Two months after the historic 1997 season ended, Hornets coach Dave Cowens told reporters he felt the condition of Bogues’ left knee was serious enough that he should consider retirement.

When Wesley was signed as Bogues’ point guard replacement a few days later, battle lines were drawn so sharply between Cowens and Bogues that owner George Shinn assured Bogues in August the popular point guard would be allowed to finish his career in Charlotte.

It didn’t happen.

On Nov. 7, 1997, Bogues was traded along with Tony Delk to Golden State for veteran guard B.J. Armstrong.

Charlotte started the first month of the season 9-5, then continued its winning ways with a 9-6 December, 9-7 January and 7-5 February before playing its best basketball of the season while going 12-3 in March.

By then, injuries to Phills, Dell Curry (right calf) and Vlade Divac (right shin bone) had healed and midseason free agent acquisition Vernon Maxwell had been added to the roster.

Maxwell, Curry, Divac, Wesley, Matt Geiger and Glen Rice combined for nine late game-winning shots during the course of the season and Rice was again honored by the NBA – this time all-league third team – as it entered the playoffs with a chip on its shoulder against Atlanta.

What had the Hawks done to Charlotte?

Dave Cowens was in his second season as head coach for the Hornets in the 1997-98 season. [Getty Images/Hornets.com photo]
Atlanta had beaten the Hornets all four times in the regular season, making the Hawks the only team in the league that year to sweep Charlotte.

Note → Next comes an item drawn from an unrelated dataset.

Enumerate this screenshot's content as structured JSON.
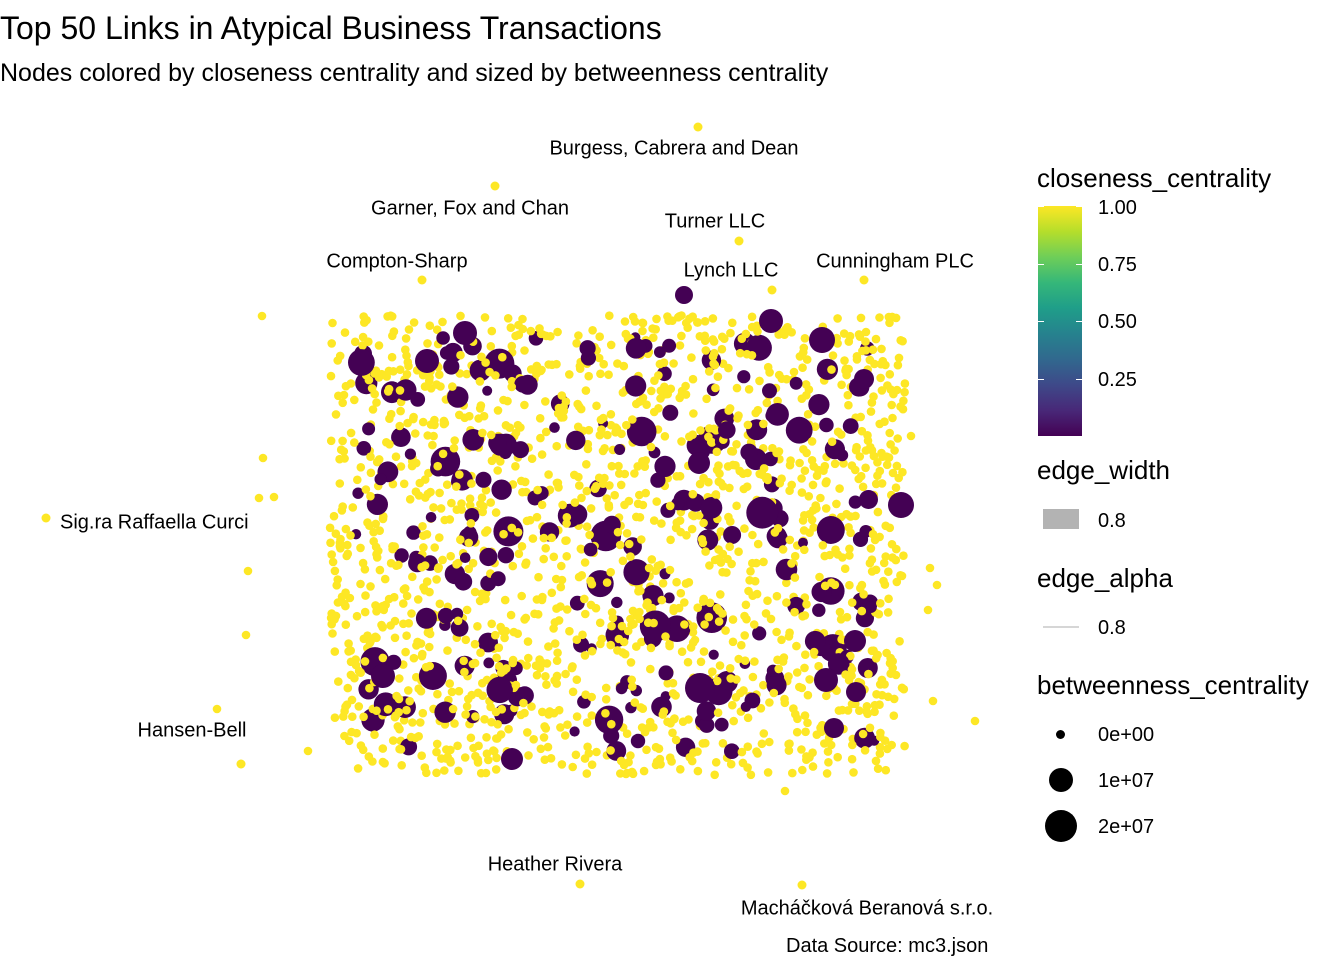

All that changed in the playoffs as the Hornets won the first two games behind Rice and Anthony Mason; Rice scored 34 points in a 97-87 Game 1 victory and Mason scored nine of his 25 points in the fourth quarter of a 92-85 Game 3 victory.

Playing in the spacious Georgia Dome as the Hawks’ current facility was being built, Charlotte suffered the worst offensive scoring output in league history at that time in Game 3 with 64 points in a 96-64 loss that some thought would give Atlanta second life.

Instead, Mason had 29 points and 14 rebounds and Rice 26 points in a convincing 91-82 Game 4 victory that gave Charlotte a 3-1 series win and a date with the Bulls in the Eastern Conference semifinals.

In the opener at Chicago’s United Center, the Hornets twice took 15-point leads in the second quarter before the Bulls scored 16 straight points to take control of the game and win 83-70 behind Jordan’s 35 points.

In Game 2, Charlotte again pushed the Bulls before closing out a series-tying 78-76 victory as former Chicago guard Armstrong hit an 18-footer in front of the Bulls’ bench to sew up the win.

Armstrong’s shot and his reaction to it certainly got the Bulls’ attention and Jordan and his teammates played at another level the next three games to take a 4-1 series victory over Charlotte.

Jordan scored 27, 31 and 33 points, respectively, as the Bulls downed the Hornets 103-89 in Charlotte in Game 3, 94-80 in Charlotte in Game 4 and 93-84 in Chicago in Game 5.

It also ended an era for the Hornets as Curry, Divac and Geiger would leave as free agents in the upcoming offseason.

 

The 1998 Hornets
Record: 51-31 (4-5 in playoffs)
Head coach: Dave Cowens
Top scorers: Glen Rice 22.3, David Wesley 13.0, Anthony Mason 12.8, Matt Geiger 11.3, Bobby Phills 10.4, Vlade Divac 10.4
Top rebounders: Mason 10.2, Divac 8.1, Geiger 6.2
Notes: Rice again played in the All-Star Game and the Hornets set a franchise record for best home record at 32-9 in an 89-76 win over the Orlando Magic on April 19. Charlotte also had a 10-game winning streak from Games 54 to 63.